I can only imagine the tears and time saved had I taken that to heart in 1992. Had I drilled it into my head and integrated it into my soul, what would have been different? Would I have lost so much sleep and sanity in the throes of wondering why I wasn't enough, just the way I was? Why I never seemed to measure up to those to whom I chose to compare myself? Who knows?

What I do know, is that my ten year-old son, James, when given a choice of potential signs that I would attempt to make to hang in our home for this week's Brave Girl Art School lesson, chose this one...



JUST BE YOU.

When I asked which sentence he knew to be truest, he said, "I am me." Good God, I love this child. Here and now, I also promise to do my very best to ensure that this sweet boy never, ever, loses touch with that voice inside him that tells him he wants a sign in his home that says: Just Be You.
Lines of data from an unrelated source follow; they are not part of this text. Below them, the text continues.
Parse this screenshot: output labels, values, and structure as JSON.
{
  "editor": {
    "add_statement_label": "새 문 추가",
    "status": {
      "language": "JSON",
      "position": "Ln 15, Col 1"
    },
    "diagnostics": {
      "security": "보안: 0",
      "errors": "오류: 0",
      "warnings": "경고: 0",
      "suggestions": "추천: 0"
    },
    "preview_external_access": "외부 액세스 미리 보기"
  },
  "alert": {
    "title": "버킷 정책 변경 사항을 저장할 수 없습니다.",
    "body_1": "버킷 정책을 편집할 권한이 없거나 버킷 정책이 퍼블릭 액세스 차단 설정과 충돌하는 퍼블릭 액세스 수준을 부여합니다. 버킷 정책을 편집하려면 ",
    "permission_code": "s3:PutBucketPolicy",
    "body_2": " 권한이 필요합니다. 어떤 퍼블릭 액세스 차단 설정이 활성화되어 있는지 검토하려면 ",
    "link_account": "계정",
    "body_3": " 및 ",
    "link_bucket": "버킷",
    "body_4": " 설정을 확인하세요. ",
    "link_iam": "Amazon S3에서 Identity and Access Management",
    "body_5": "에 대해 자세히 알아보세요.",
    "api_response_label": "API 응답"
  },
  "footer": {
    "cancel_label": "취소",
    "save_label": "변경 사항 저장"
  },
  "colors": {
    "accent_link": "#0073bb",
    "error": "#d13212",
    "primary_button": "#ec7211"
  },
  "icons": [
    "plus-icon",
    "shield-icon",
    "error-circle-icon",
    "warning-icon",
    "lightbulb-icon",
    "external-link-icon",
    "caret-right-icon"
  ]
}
The voice that speaks on behalf of all the wonderful, beautiful things that make us who we are including, but not limited to, our hearts and our souls and the messages we receive from these places in the quiet of the day or night, when we are not running around like crazed PTO mothers from drop-off to pick-up and back again. Or, in a 10 year-old's case, the voice that says "the truest thing I know in this great, big, scary world is that I am me." Here and now, I vow to help James hear that voice above all the chaos, the running, the homework, the grades, the comparing, and all the other things that kids do - things that quiet the truth. I don't want him to ever lose his ability to listen.
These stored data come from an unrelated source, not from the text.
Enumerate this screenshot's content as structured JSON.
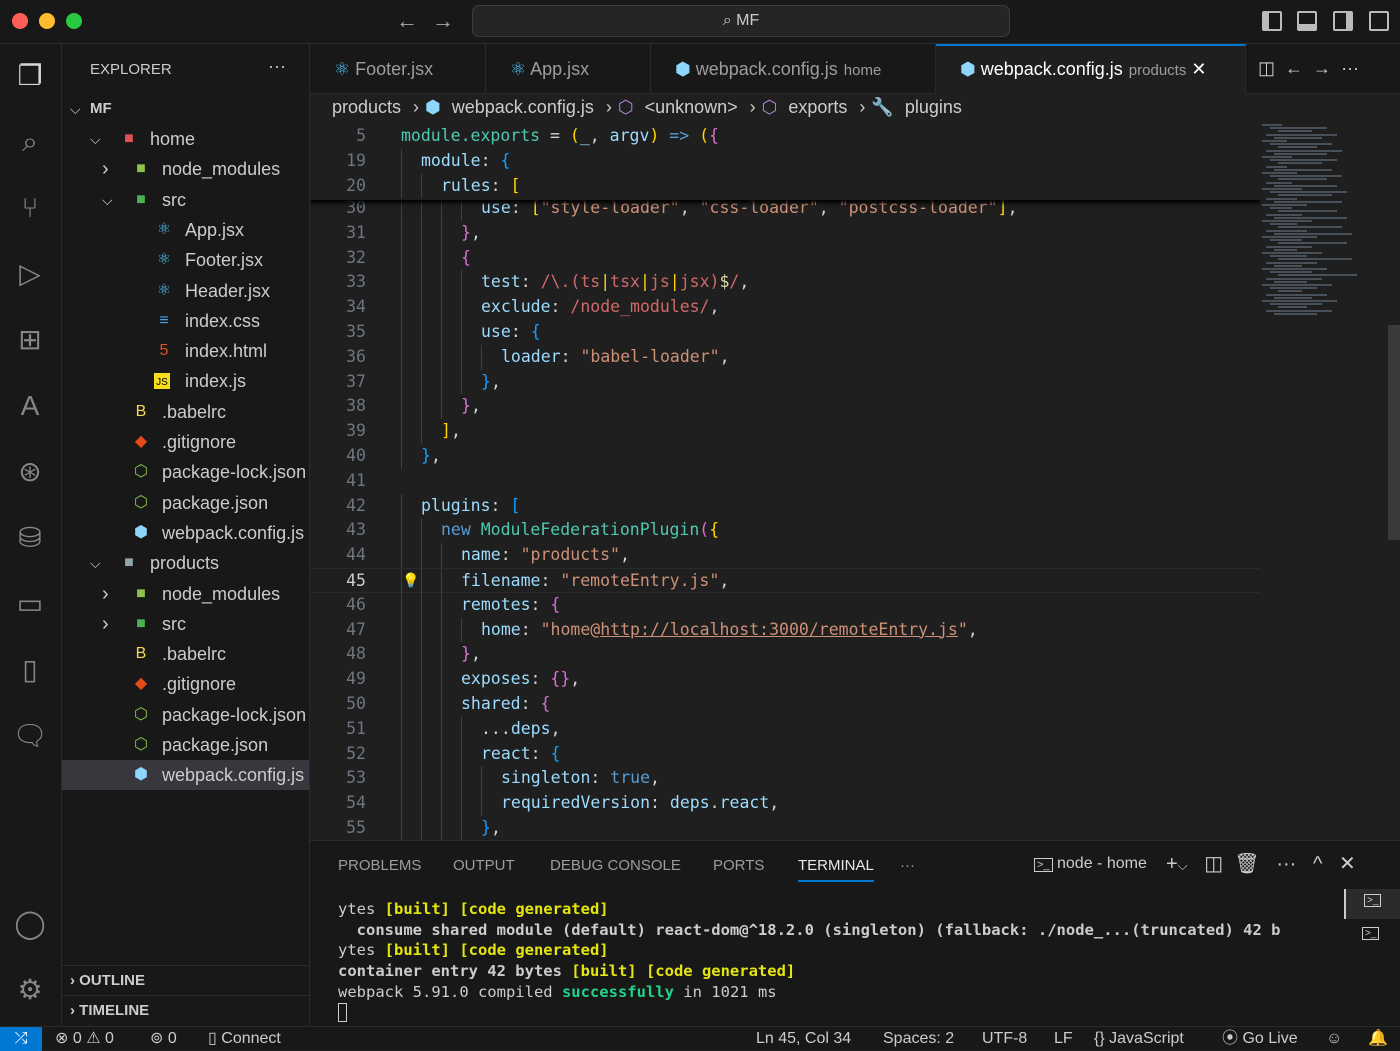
{
  "titlebar": {
    "search": "MF",
    "search_icon": "search-icon"
  },
  "explorer": {
    "title": "EXPLORER",
    "root": "MF",
    "tree": [
      {
        "label": "home",
        "depth": 1,
        "type": "folder-open",
        "icon": "home-folder-icon",
        "color": "#e05252"
      },
      {
        "label": "node_modules",
        "depth": 2,
        "type": "folder",
        "icon": "node-folder-icon",
        "color": "#8bc34a"
      },
      {
        "label": "src",
        "depth": 2,
        "type": "folder-open",
        "icon": "src-folder-icon",
        "color": "#4caf50"
      },
      {
        "label": "App.jsx",
        "depth": 3,
        "type": "file",
        "icon": "react-icon",
        "color": "#4fc3f7"
      },
      {
        "label": "Footer.jsx",
        "depth": 3,
        "type": "file",
        "icon": "react-icon",
        "color": "#4fc3f7"
      },
      {
        "label": "Header.jsx",
        "depth": 3,
        "type": "file",
        "icon": "react-icon",
        "color": "#4fc3f7"
      },
      {
        "label": "index.css",
        "depth": 3,
        "type": "file",
        "icon": "css-icon",
        "color": "#42a5f5"
      },
      {
        "label": "index.html",
        "depth": 3,
        "type": "file",
        "icon": "html-icon",
        "color": "#e44d26"
      },
      {
        "label": "index.js",
        "depth": 3,
        "type": "file",
        "icon": "js-icon",
        "color": "#f5de19"
      },
      {
        "label": ".babelrc",
        "depth": 2,
        "type": "file",
        "icon": "babel-icon",
        "color": "#f5da55"
      },
      {
        "label": ".gitignore",
        "depth": 2,
        "type": "file",
        "icon": "git-icon",
        "color": "#e64a19"
      },
      {
        "label": "package-lock.json",
        "depth": 2,
        "type": "file",
        "icon": "npm-icon",
        "color": "#8bc34a"
      },
      {
        "label": "package.json",
        "depth": 2,
        "type": "file",
        "icon": "npm-icon",
        "color": "#8bc34a"
      },
      {
        "label": "webpack.config.js",
        "depth": 2,
        "type": "file",
        "icon": "webpack-icon",
        "color": "#8ed6fb"
      },
      {
        "label": "products",
        "depth": 1,
        "type": "folder-open",
        "icon": "folder-icon",
        "color": "#90a4ae"
      },
      {
        "label": "node_modules",
        "depth": 2,
        "type": "folder",
        "icon": "node-folder-icon",
        "color": "#8bc34a"
      },
      {
        "label": "src",
        "depth": 2,
        "type": "folder",
        "icon": "src-folder-icon",
        "color": "#4caf50"
      },
      {
        "label": ".babelrc",
        "depth": 2,
        "type": "file",
        "icon": "babel-icon",
        "color": "#f5da55"
      },
      {
        "label": ".gitignore",
        "depth": 2,
        "type": "file",
        "icon": "git-icon",
        "color": "#e64a19"
      },
      {
        "label": "package-lock.json",
        "depth": 2,
        "type": "file",
        "icon": "npm-icon",
        "color": "#8bc34a"
      },
      {
        "label": "package.json",
        "depth": 2,
        "type": "file",
        "icon": "npm-icon",
        "color": "#8bc34a"
      },
      {
        "label": "webpack.config.js",
        "depth": 2,
        "type": "file",
        "icon": "webpack-icon",
        "color": "#8ed6fb",
        "selected": true
      }
    ],
    "outline": "OUTLINE",
    "timeline": "TIMELINE"
  },
  "tabs": [
    {
      "label": "Footer.jsx",
      "desc": "",
      "icon": "react-icon"
    },
    {
      "label": "App.jsx",
      "desc": "",
      "icon": "react-icon"
    },
    {
      "label": "webpack.config.js",
      "desc": "home",
      "icon": "webpack-icon"
    },
    {
      "label": "webpack.config.js",
      "desc": "products",
      "icon": "webpack-icon",
      "active": true
    }
  ],
  "breadcrumb": [
    "products",
    "webpack.config.js",
    "<unknown>",
    "exports",
    "plugins"
  ],
  "code": {
    "current_line": 45,
    "sticky": [
      {
        "n": 5,
        "i": 0,
        "tk": [
          [
            "t",
            "module.exports"
          ],
          [
            "p",
            " = "
          ],
          [
            "b1",
            "("
          ],
          [
            "v",
            "_"
          ],
          [
            "p",
            ", "
          ],
          [
            "v",
            "argv"
          ],
          [
            "b1",
            ")"
          ],
          [
            "kw",
            " => "
          ],
          [
            "b1",
            "("
          ],
          [
            "b2",
            "{"
          ]
        ]
      },
      {
        "n": 19,
        "i": 2,
        "tk": [
          [
            "k",
            "module"
          ],
          [
            "p",
            ": "
          ],
          [
            "b3",
            "{"
          ]
        ]
      },
      {
        "n": 20,
        "i": 4,
        "tk": [
          [
            "k",
            "rules"
          ],
          [
            "p",
            ": "
          ],
          [
            "b1",
            "["
          ]
        ]
      }
    ],
    "lines": [
      {
        "n": 30,
        "i": 8,
        "tk": [
          [
            "k",
            "use"
          ],
          [
            "p",
            ": "
          ],
          [
            "b1",
            "["
          ],
          [
            "s",
            "\"style-loader\""
          ],
          [
            "p",
            ", "
          ],
          [
            "s",
            "\"css-loader\""
          ],
          [
            "p",
            ", "
          ],
          [
            "s",
            "\"postcss-loader\""
          ],
          [
            "b1",
            "]"
          ],
          [
            "p",
            ","
          ]
        ]
      },
      {
        "n": 31,
        "i": 6,
        "tk": [
          [
            "b2",
            "}"
          ],
          [
            "p",
            ","
          ]
        ]
      },
      {
        "n": 32,
        "i": 6,
        "tk": [
          [
            "b2",
            "{"
          ]
        ]
      },
      {
        "n": 33,
        "i": 8,
        "tk": [
          [
            "k",
            "test"
          ],
          [
            "p",
            ": "
          ],
          [
            "r",
            "/\\.(ts"
          ],
          [
            "b1",
            "|"
          ],
          [
            "r",
            "tsx"
          ],
          [
            "b1",
            "|"
          ],
          [
            "r",
            "js"
          ],
          [
            "b1",
            "|"
          ],
          [
            "r",
            "jsx)"
          ],
          [
            "ds",
            "$"
          ],
          [
            "r",
            "/"
          ],
          [
            "p",
            ","
          ]
        ]
      },
      {
        "n": 34,
        "i": 8,
        "tk": [
          [
            "k",
            "exclude"
          ],
          [
            "p",
            ": "
          ],
          [
            "r",
            "/node_modules/"
          ],
          [
            "p",
            ","
          ]
        ]
      },
      {
        "n": 35,
        "i": 8,
        "tk": [
          [
            "k",
            "use"
          ],
          [
            "p",
            ": "
          ],
          [
            "b3",
            "{"
          ]
        ]
      },
      {
        "n": 36,
        "i": 10,
        "tk": [
          [
            "k",
            "loader"
          ],
          [
            "p",
            ": "
          ],
          [
            "s",
            "\"babel-loader\""
          ],
          [
            "p",
            ","
          ]
        ]
      },
      {
        "n": 37,
        "i": 8,
        "tk": [
          [
            "b3",
            "}"
          ],
          [
            "p",
            ","
          ]
        ]
      },
      {
        "n": 38,
        "i": 6,
        "tk": [
          [
            "b2",
            "}"
          ],
          [
            "p",
            ","
          ]
        ]
      },
      {
        "n": 39,
        "i": 4,
        "tk": [
          [
            "b1",
            "]"
          ],
          [
            "p",
            ","
          ]
        ]
      },
      {
        "n": 40,
        "i": 2,
        "tk": [
          [
            "b3",
            "}"
          ],
          [
            "p",
            ","
          ]
        ]
      },
      {
        "n": 41,
        "i": 0,
        "tk": []
      },
      {
        "n": 42,
        "i": 2,
        "tk": [
          [
            "k",
            "plugins"
          ],
          [
            "p",
            ": "
          ],
          [
            "b3",
            "["
          ]
        ]
      },
      {
        "n": 43,
        "i": 4,
        "tk": [
          [
            "kw",
            "new "
          ],
          [
            "t",
            "ModuleFederationPlugin"
          ],
          [
            "b2",
            "("
          ],
          [
            "b1",
            "{"
          ]
        ]
      },
      {
        "n": 44,
        "i": 6,
        "tk": [
          [
            "k",
            "name"
          ],
          [
            "p",
            ": "
          ],
          [
            "s",
            "\"products\""
          ],
          [
            "p",
            ","
          ]
        ]
      },
      {
        "n": 45,
        "i": 6,
        "tk": [
          [
            "k",
            "filename"
          ],
          [
            "p",
            ": "
          ],
          [
            "s",
            "\"remoteEntry.js\""
          ],
          [
            "p",
            ","
          ]
        ]
      },
      {
        "n": 46,
        "i": 6,
        "tk": [
          [
            "k",
            "remotes"
          ],
          [
            "p",
            ": "
          ],
          [
            "b2",
            "{"
          ]
        ]
      },
      {
        "n": 47,
        "i": 8,
        "tk": [
          [
            "k",
            "home"
          ],
          [
            "p",
            ": "
          ],
          [
            "s",
            "\"home@"
          ],
          [
            "s u",
            "http://localhost:3000/remoteEntry.js"
          ],
          [
            "s",
            "\""
          ],
          [
            "p",
            ","
          ]
        ]
      },
      {
        "n": 48,
        "i": 6,
        "tk": [
          [
            "b2",
            "}"
          ],
          [
            "p",
            ","
          ]
        ]
      },
      {
        "n": 49,
        "i": 6,
        "tk": [
          [
            "k",
            "exposes"
          ],
          [
            "p",
            ": "
          ],
          [
            "b2",
            "{}"
          ],
          [
            "p",
            ","
          ]
        ]
      },
      {
        "n": 50,
        "i": 6,
        "tk": [
          [
            "k",
            "shared"
          ],
          [
            "p",
            ": "
          ],
          [
            "b2",
            "{"
          ]
        ]
      },
      {
        "n": 51,
        "i": 8,
        "tk": [
          [
            "p",
            "..."
          ],
          [
            "v",
            "deps"
          ],
          [
            "p",
            ","
          ]
        ]
      },
      {
        "n": 52,
        "i": 8,
        "tk": [
          [
            "k",
            "react"
          ],
          [
            "p",
            ": "
          ],
          [
            "b3",
            "{"
          ]
        ]
      },
      {
        "n": 53,
        "i": 10,
        "tk": [
          [
            "k",
            "singleton"
          ],
          [
            "p",
            ": "
          ],
          [
            "kw",
            "true"
          ],
          [
            "p",
            ","
          ]
        ]
      },
      {
        "n": 54,
        "i": 10,
        "tk": [
          [
            "k",
            "requiredVersion"
          ],
          [
            "p",
            ": "
          ],
          [
            "v",
            "deps"
          ],
          [
            "p",
            "."
          ],
          [
            "v",
            "react"
          ],
          [
            "p",
            ","
          ]
        ]
      },
      {
        "n": 55,
        "i": 8,
        "tk": [
          [
            "b3",
            "}"
          ],
          [
            "p",
            ","
          ]
        ]
      }
    ]
  },
  "panel": {
    "tabs": [
      "PROBLEMS",
      "OUTPUT",
      "DEBUG CONSOLE",
      "PORTS",
      "TERMINAL"
    ],
    "active": "TERMINAL",
    "more": "···",
    "terminal_name": "node - home",
    "terminal": [
      [
        [
          "",
          "ytes "
        ],
        [
          "y",
          "[built] [code generated]"
        ]
      ],
      [
        [
          "bold",
          "  consume shared module (default) react-dom@^18.2.0 (singleton) (fallback: ./node_...(truncated) 42 b"
        ]
      ],
      [
        [
          "",
          "ytes "
        ],
        [
          "y",
          "[built] [code generated]"
        ]
      ],
      [
        [
          "bold",
          "container entry 42 bytes "
        ],
        [
          "y",
          "[built] [code generated]"
        ]
      ],
      [
        [
          "",
          "webpack 5.91.0 compiled "
        ],
        [
          "g",
          "successfully"
        ],
        [
          "",
          " in 1021 ms"
        ]
      ]
    ]
  },
  "statusbar": {
    "errors": "0",
    "warnings": "0",
    "ports": "0",
    "connect": "Connect",
    "position": "Ln 45, Col 34",
    "spaces": "Spaces: 2",
    "encoding": "UTF-8",
    "eol": "LF",
    "language": "JavaScript",
    "golive": "Go Live"
  },
  "colors": {
    "accent": "#0078d4",
    "remote": "#0078d4"
  }
}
Here is our sign (in progress)...



As I began working on it, I got discouraged because I am not very good at following directions or being patient when it comes to things like measuring and plotting BEFORE I glue things down. My sign is all crooked and funky and off-center.

My head started right in, giving me the business for not following directions and not being patient. And then my heart piped up! It said, "Anna dear, you are crooked and funky and off-center. Your sign reflects that which is you."

Man, I love my heart. And, I love my crooked, funky, off-center sign that will forever remind me, and James, that the very best thing in life is to just be me.

According to Richard Bach, it is actually our only obligation in life - to be true to ourselves. I would much rather be crooked, funky me than rule-following, measuring me. Not because following the rules and making measurements is bad, but because...that's just not me.

What is just not you? We all fight against forces that compel us to question whether we are just right exactly as we are. I think we need to stop.

I believe in the power that these words hold within them: Just Be You.

Be you and the rest will follow...


2 comments:

  1. Hi Anna! So happy that I found your blog. I'm a fellow Brave Girl and so have enjoyed your post and will now be following you. Thank you for the reminder to just be me as well.

    ReplyDelete
  2. Aren't' our "mess ups" delightful! When we learn to celebrate them instead of bemoan them we discover they weren't mess ups at all but little bits and pieces of the beautiful story of our lives. I am a little off kilter too and I wouldn't have it any other way...gives me a different view than everyone else. Girl you keep on being the you that you are because she sounds like she is a pretty cool person to me.